Bon nombre des obstacles auxquels font face les femmes membres du corps professoral sont structurels et culturels et nécessitent une réflexion et une action soutenues pour permettre de les surmonter pleinement. Les femmes membres du corps professoral sont souvent confrontées à des attentes sexospécifiques en ce qui concerne leur productivité, leur engagement et leur expertise; elles peuvent également suivre des parcours professionnels tout en conciliant leurs responsabilités en matière de soins. Pour les femmes dans les domaines des STIM, le manque de modèles et de mentors s’ajoute à ces défis. Dans ce contexte, la voie vers la permanence et la promotion peut être difficile. Pour les professeures membres de groupes en quête d’équité, le défi peut être encore plus marqué.

Les membres du secteur postsecondaire ont la responsabilité de bien réfléchir à la manière de maintenir des effectifs de femmes universitaires talentueuses et de faire face aux obstacles qui perpétuent l’iniquité entre les sexes. Notre intérêt pour ce sujet découle, en partie, de notre volonté de comprendre pourquoi, après des décennies de progrès, de sensibilisation et de recherches et d’initiatives du gouvernement et des universités, il existe toujours un écart entre les sexes dans les universités canadiennes.

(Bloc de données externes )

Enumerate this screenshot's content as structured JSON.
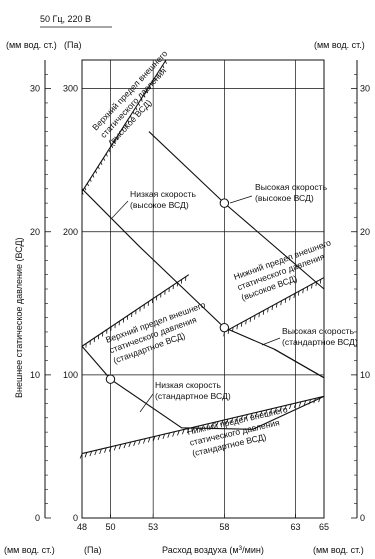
{
  "header": {
    "freq_voltage": "50 Гц, 220 В"
  },
  "axes": {
    "left_unit_mmwc": "(мм вод. ст.)",
    "left_unit_pa": "(Па)",
    "right_unit_mmwc": "(мм вод. ст.)",
    "bottom_left_unit_mmwc": "(мм вод. ст.)",
    "bottom_left_unit_pa": "(Па)",
    "bottom_right_unit_mmwc": "(мм вод. ст.)",
    "ylabel": "Внешнее статическое давление (ВСД)",
    "xlabel_prefix": "Расход воздуха (м",
    "xlabel_sup": "3",
    "xlabel_suffix": "/мин)"
  },
  "chart_data": {
    "type": "line",
    "title": "50 Гц, 220 В",
    "xlabel": "Расход воздуха (м3/мин)",
    "ylabel": "Внешнее статическое давление (ВСД)",
    "xlim": [
      48,
      65
    ],
    "ylim": [
      0,
      320
    ],
    "x_ticks": [
      "48",
      "50",
      "53",
      "58",
      "63",
      "65"
    ],
    "x_tick_values": [
      48,
      50,
      53,
      58,
      63,
      65
    ],
    "y_ticks_pa": [
      "0",
      "100",
      "200",
      "300"
    ],
    "y_ticks_mmwc": [
      "0",
      "10",
      "20",
      "30"
    ],
    "grid": true,
    "series": [
      {
        "name": "Высокая скорость (высокое ВСД)",
        "x": [
          52.7,
          58.0,
          65.0
        ],
        "y": [
          270,
          220,
          160
        ],
        "marker_x": 58.0,
        "marker_y": 220,
        "label_lines": [
          "Высокая скорость",
          "(высокое ВСД)"
        ]
      },
      {
        "name": "Низкая скорость (высокое ВСД)",
        "x": [
          48.0,
          52.0,
          58.0,
          61.5,
          65.0
        ],
        "y": [
          230,
          190,
          133,
          118,
          98
        ],
        "marker_x": 58.0,
        "marker_y": 133,
        "label_lines": [
          "Низкая скорость",
          "(высокое ВСД)"
        ]
      },
      {
        "name": "Высокая скорость (стандартное ВСД)",
        "x": [
          61.5,
          65.0
        ],
        "y": [
          118,
          98
        ],
        "label_lines": [
          "Высокая скорость",
          "(стандартное ВСД)"
        ]
      },
      {
        "name": "Низкая скорость (стандартное ВСД)",
        "x": [
          48.0,
          50.0,
          55.0,
          60.0,
          65.0
        ],
        "y": [
          120,
          97,
          63,
          62,
          85
        ],
        "marker_x": 50.0,
        "marker_y": 97,
        "label_lines": [
          "Низкая скорость",
          "(стандартное ВСД)"
        ]
      },
      {
        "name": "Верхний предел внешнего статического давления (высокое ВСД)",
        "x": [
          48.0,
          53.9
        ],
        "y": [
          228,
          320
        ],
        "hatched": true,
        "label_lines": [
          "Верхний предел внешнего",
          "статического давления",
          "(высокое ВСД)"
        ]
      },
      {
        "name": "Нижний предел внешнего статического давления (высокое ВСД)",
        "x": [
          58.0,
          65.0
        ],
        "y": [
          130,
          168
        ],
        "hatched": true,
        "label_lines": [
          "Нижний предел внешнего",
          "статического давления",
          "(высокое ВСД)"
        ]
      },
      {
        "name": "Верхний предел внешнего статического давления (стандартное ВСД)",
        "x": [
          48.0,
          55.5
        ],
        "y": [
          120,
          170
        ],
        "hatched": true,
        "label_lines": [
          "Верхний предел внешнего",
          "статического давления",
          "(стандартное ВСД)"
        ]
      },
      {
        "name": "Нижний предел внешнего статического давления (стандартное ВСД)",
        "x": [
          48.0,
          65.0
        ],
        "y": [
          45,
          85
        ],
        "hatched": true,
        "label_lines": [
          "Нижний предел внешнего",
          "статического давления",
          "(стандартное ВСД)"
        ]
      }
    ]
  }
}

Le prochain rapport lié à ce projet, Tendances sexospécifiques en Ontario dans l’emploi des membres du corps professoral universitaire, est une analyse fondée sur des données concernant les nominations des membres du corps professoral en fonction de la discipline et du rang selon l’enquête du Système d’information sur le personnel d’enseignement dans les universités et les collèges (SPEUC PT) de Statistique Canada, qui contient des renseignements de qualité qui remontent à 1970. Le projet comprendra également un examen détaillé de la rémunération selon le sexe et la discipline ainsi qu’un examen approfondi du parcours universitaire. Dans le dernier rapport du projet, des femmes universitaires raconteront leur propre cheminement dans les rangs des domaines des STIM dans les universités ontariennes.

Bibliographie

Vous trouverez les informations de référence complètes ici.


Notes

[i] Des médias comme The Conversation et Affaires universitaires ont examiné comment cela touche les femmes membres du corps professoral.

[ii] La Loi sur l’équité en matière d’emploi fédérale exige que les employeurs déterminent et suppriment les obstacles à la carrière des membres des groupes désignés. Universités Canada a défini des initiatives relatives à l’équité, la diversité et l’inclusion dans les universités canadiennes.

[iii] Certaines universités canadiennes, notamment l’Université de Waterloo, l’Université McMaster et l’Université de la Colombie-Britannique (UBC), ont tenté de régler l’inégalité de genre en matière de rémunération en donnant une augmentation de salaire aux professeures occupant des postes menant à la permanence. Voir aussi OCUFA, 2016.

[iv] Dans le présent rapport, nous désignons les STIM comme une catégorie; toutefois, nous reconnaissons qu’il existe un écart important sur le plan de la représentation des professeures dans les domaines liés aux STIM. Ce point sera illustré dans les rapports et ressources suivants liés au projet relatif aux femmes dans le milieu universitaire.